In 1983 Timothy McGee published an article that established the full text of Alla Battaglia and showed that its subject was the Florentine siege of the fortress of Sarzanello, which began in 1485 and lasted two years.[1] As an inland city Florence was constantly struggling with coastal rivals such as Pisa and Genoa for access to the sea, which could in turn be guarded by a stronghold such as the castle at Sarzano. The Florentines laid siege to it therefore, to recover it from their enemies, the Genoese, and consolidate their access to the Mediterranean. In June 1487 they finally succeeded. In a more recent article Blake Wilson establishes that Alla Battaglia was composed in 1487 in celebration of the Florentine victory.[2] For anyone interested in more detailed knowledge of the work’s background, both of these articles are essential reading. I am indebted to both authors, and also grateful to Ross Duffin for many words of wisdom.
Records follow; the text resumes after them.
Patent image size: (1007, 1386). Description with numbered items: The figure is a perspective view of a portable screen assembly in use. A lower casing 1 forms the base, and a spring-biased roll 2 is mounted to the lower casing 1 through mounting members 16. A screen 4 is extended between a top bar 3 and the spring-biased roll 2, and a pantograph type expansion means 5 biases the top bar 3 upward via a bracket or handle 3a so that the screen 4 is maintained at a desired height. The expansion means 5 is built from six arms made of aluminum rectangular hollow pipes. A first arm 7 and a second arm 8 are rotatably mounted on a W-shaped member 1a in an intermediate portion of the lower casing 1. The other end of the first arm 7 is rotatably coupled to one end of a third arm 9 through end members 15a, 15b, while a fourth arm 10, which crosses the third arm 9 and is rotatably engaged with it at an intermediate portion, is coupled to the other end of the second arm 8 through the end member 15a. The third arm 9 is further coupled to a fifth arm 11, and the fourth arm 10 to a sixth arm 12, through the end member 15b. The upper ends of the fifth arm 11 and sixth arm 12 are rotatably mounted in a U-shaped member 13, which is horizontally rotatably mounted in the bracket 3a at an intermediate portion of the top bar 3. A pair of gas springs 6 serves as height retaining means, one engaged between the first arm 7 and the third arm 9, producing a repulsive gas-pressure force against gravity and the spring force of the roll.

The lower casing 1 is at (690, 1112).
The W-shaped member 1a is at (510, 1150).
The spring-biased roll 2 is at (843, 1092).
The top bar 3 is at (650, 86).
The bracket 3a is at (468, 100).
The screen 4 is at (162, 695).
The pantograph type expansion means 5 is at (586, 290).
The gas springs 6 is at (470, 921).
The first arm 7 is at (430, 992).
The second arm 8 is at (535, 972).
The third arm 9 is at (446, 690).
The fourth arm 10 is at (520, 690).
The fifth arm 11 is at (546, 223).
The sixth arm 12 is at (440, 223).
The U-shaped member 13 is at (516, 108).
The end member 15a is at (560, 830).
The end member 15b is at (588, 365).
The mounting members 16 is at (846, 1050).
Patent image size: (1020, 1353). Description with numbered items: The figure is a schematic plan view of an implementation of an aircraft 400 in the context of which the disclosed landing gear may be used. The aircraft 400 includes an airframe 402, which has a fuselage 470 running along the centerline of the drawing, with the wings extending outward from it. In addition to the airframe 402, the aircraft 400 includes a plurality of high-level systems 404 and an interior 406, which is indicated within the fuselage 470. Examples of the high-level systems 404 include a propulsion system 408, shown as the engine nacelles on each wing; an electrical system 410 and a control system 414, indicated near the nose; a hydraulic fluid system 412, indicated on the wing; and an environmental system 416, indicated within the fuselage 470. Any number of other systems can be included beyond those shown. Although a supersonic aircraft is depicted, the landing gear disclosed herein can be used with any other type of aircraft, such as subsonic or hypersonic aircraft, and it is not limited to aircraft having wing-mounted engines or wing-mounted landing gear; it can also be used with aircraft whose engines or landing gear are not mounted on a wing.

Concerning tempo, my starting point would be one beat (at ca. 60) per bar, in duple and triple time alike. In reality one can of course be more flexible. I have made my own choices about musica ficta and text underlay, and modernised some spellings where I felt it facilitated the pronunciation. The small added notes of embellishment are of course optional and to be sung only the second time around.

Paul Hillier

[1] "Alla Battaglia": Music and Ceremony in Fifteenth-Century Florence, Timothy McGee, Journal of the American Musicological Society, Vol. 36, No. 2 (Summer, 1983), pp. 287-302.

[2] Heinrich Isaac among the Florentines, Blake Wilson, Journal of Musicology, Vol. 23, No. 1 (Winter 2006), pp. 97-152.